Well-established trade routes connected different river valleys where people in small settlements grew cotton and other crops. They lived simple lives but their leaders built U-shaped ceremonial buildings.
Large scale irrigation agriculture led to more complex societies based on ceremonial centers like Sechin Alto in the Casma Valley near the coast. Sechin Alto’s mound was nearly 1,000 feet (300 m) long and formed the base of a U-shaped ceremonial center. By 1400 BC, there were several larger kingdoms that linked several valleys.
A major shrine of the highlands developed at Chavin de Huantar in the Andes foothills by 1200 BC. The ceremonial buildings were a maze of plazas, stairways, and galleries. The terraced temple stands 32 feet (10 m) high, a honeycomb of stone-lined passages and rooms. A carving of a jaguar-like human now named the Lanzon may have served as a ritual axis joining the heavens, the earth, and the underworld.
The Moche State
A major state known as the Moche arose on the coast by 200 BC, centered on the Chicama and Moche river valleys. Moche leaders presided over huge ceremonial centers and large-scale river irrigation works. We know of the leaders from spectacular, gold-adorned burials of lavishly adorned warrior priests, the elite of Moche society, found at Sipan in the Lambayeque valley.
The warrior priests ruled through family kin ties and presided over elaborate public ceremonies that included human sacrifice. Glittering with gold, they appeared in public on the adobe pyramids at huge ceremonial centers like Huaca del Sol and Huaca de la Luna near the modern city of Trujillo. Huaca del Sol stood 135 feet (41 m) above the river valley with a brightly painted temple complex at the summit.
The Moche were expert metal workers in copper, gold, and silver, as well as accomplished potters, famous for their portrait vases of prominent people. Their state was a multi-valley civilization without writing that enjoyed an elaborate ritual life. But the Moche were vulnerable to major El Ninos, which decimated the anchovy fisheries and brought heavy rains and floods that wiped out valley irrigation systems. Moche society collapsed around AD 550.
Several smaller states emerged after Moche, among them Sican, famous for its lavish burials, then Chimor, which developed in AD 1375. Chimor’s lords dwelt in secluded compounds at Chan Chan, presiding over irrigation systems with canals that linked different valleys.
The Inca Empire
In AD 1475, ambitious Inca rulers from the Cuzco region high in the Andes conquered Chimor and made it part of their vast empire that extended from the highlands of modern-day northern Bolivia to Ecuador on the coast.

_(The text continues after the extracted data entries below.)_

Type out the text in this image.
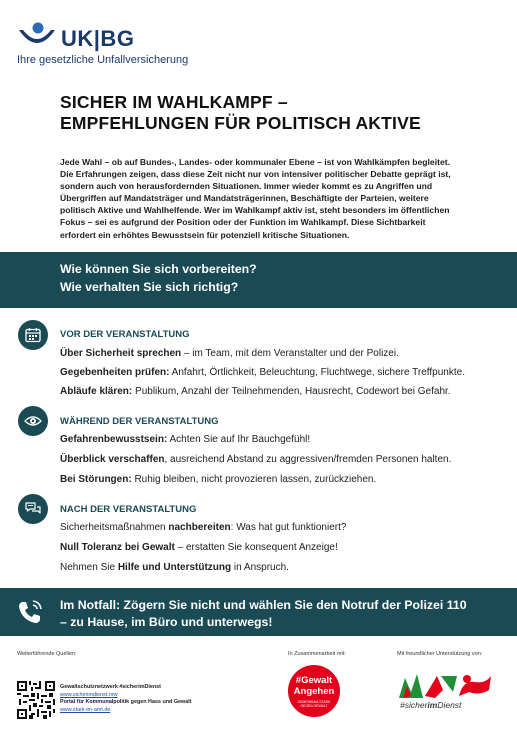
UK|BG
Ihre gesetzliche Unfallversicherung
SICHER IM WAHLKAMPF –
EMPFEHLUNGEN FÜR POLITISCH AKTIVE

Jede Wahl – ob auf Bundes-, Landes- oder kommunaler Ebene – ist von Wahlkämpfen begleitet. Die Erfahrungen zeigen, dass diese Zeit nicht nur von intensiver politischer Debatte geprägt ist, sondern auch von herausfordernden Situationen. Immer wieder kommt es zu Angriffen und Übergriffen auf Mandatsträger und Mandatsträgerinnen, Beschäftigte der Parteien, weitere politisch Aktive und Wahlhelfende. Wer im Wahlkampf aktiv ist, steht besonders im öffentlichen Fokus – sei es aufgrund der Position oder der Funktion im Wahlkampf. Diese Sichtbarkeit erfordert ein erhöhtes Bewusstsein für potenziell kritische Situationen.

Wie können Sie sich vorbereiten?
Wie verhalten Sie sich richtig?
VOR DER VERANSTALTUNG
Über Sicherheit sprechen – im Team, mit dem Veranstalter und der Polizei.
Gegebenheiten prüfen: Anfahrt, Örtlichkeit, Beleuchtung, Fluchtwege, sichere Treffpunkte.
Abläufe klären: Publikum, Anzahl der Teilnehmenden, Hausrecht, Codewort bei Gefahr.
WÄHREND DER VERANSTALTUNG
Gefahrenbewusstsein: Achten Sie auf Ihr Bauchgefühl!
Überblick verschaffen, ausreichend Abstand zu aggressiven/fremden Personen halten.
Bei Störungen: Ruhig bleiben, nicht provozieren lassen, zurückziehen.
NACH DER VERANSTALTUNG
Sicherheitsmaßnahmen nachbereiten: Was hat gut funktioniert?
Null Toleranz bei Gewalt – erstatten Sie konsequent Anzeige!
Nehmen Sie Hilfe und Unterstützung in Anspruch.
Im Notfall: Zögern Sie nicht und wählen Sie den Notruf der Polizei 110
– zu Hause, im Büro und unterwegs!
Weiterführende Quellen:	In Zusammenarbeit mit:	Mit freundlicher Unterstützung von:
Gewaltschutznetzwerk #sicherimDienst
www.sicherimdienst.nrw
Portal für Kommunalpolitik gegen Hass und Gewalt
www.stark-im-amt.de
#Gewalt
Angehen
GEMEINSAM STARK
GEGEN GEWALT	#sicherimDienst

Inca civilization developed from earlier, increasingly elaborate kingdoms such as Tiwanaku on Lake Titicaca, which traded extensively with the coast. When Tiwanaku collapsed after AD 1200, Inca leaders created an expanding state in the 14th century that rapidly became an empire created through conquest.
The Inca were efficient soldiers and administrators. Their empire, based on Cuzco, was called Tawantinsuyu, “The Land of the Four Quarters,” as it was divided into four large provinces. The rulers created an elaborate road system that linked highlands and lowlands, developed a tax system using quipus, their knotted strings equivalent to writing, and closely controlled terrace hillside agriculture and lowland irrigation, as well as extensive trade networks.

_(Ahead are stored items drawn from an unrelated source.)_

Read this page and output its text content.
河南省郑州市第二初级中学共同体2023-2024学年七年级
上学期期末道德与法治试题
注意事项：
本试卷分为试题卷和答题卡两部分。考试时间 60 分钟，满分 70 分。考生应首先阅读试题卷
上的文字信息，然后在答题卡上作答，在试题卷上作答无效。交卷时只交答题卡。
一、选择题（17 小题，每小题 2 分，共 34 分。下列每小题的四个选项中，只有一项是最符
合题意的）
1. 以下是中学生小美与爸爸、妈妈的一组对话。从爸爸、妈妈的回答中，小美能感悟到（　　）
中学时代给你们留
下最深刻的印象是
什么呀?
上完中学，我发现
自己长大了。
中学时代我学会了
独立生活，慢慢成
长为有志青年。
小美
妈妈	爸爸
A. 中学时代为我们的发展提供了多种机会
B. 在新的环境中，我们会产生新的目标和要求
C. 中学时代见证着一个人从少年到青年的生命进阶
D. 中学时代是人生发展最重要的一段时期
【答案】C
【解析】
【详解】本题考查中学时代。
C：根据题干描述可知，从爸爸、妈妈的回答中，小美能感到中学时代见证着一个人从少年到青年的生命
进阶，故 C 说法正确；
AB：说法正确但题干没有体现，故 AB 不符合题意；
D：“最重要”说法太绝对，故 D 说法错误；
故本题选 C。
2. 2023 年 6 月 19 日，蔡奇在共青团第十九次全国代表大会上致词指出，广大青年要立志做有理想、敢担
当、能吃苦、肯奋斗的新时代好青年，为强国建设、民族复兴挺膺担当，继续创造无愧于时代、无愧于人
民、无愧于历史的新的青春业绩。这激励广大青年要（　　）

For all their efficient administration, the Inca, who controlled six million people, were vulnerable. Their empire fell apart when Spanish conquistador Francisco Pizarro arrived in 1532.
With the collapse of the Inca empire, the last of the ancient world’s pre-industrial civilizations vanished. Our journey through the remoter human past from our origins to the early civilizations is complete. I hope you’ve enjoyed the adventure.
Good luck with your adventures in archeology!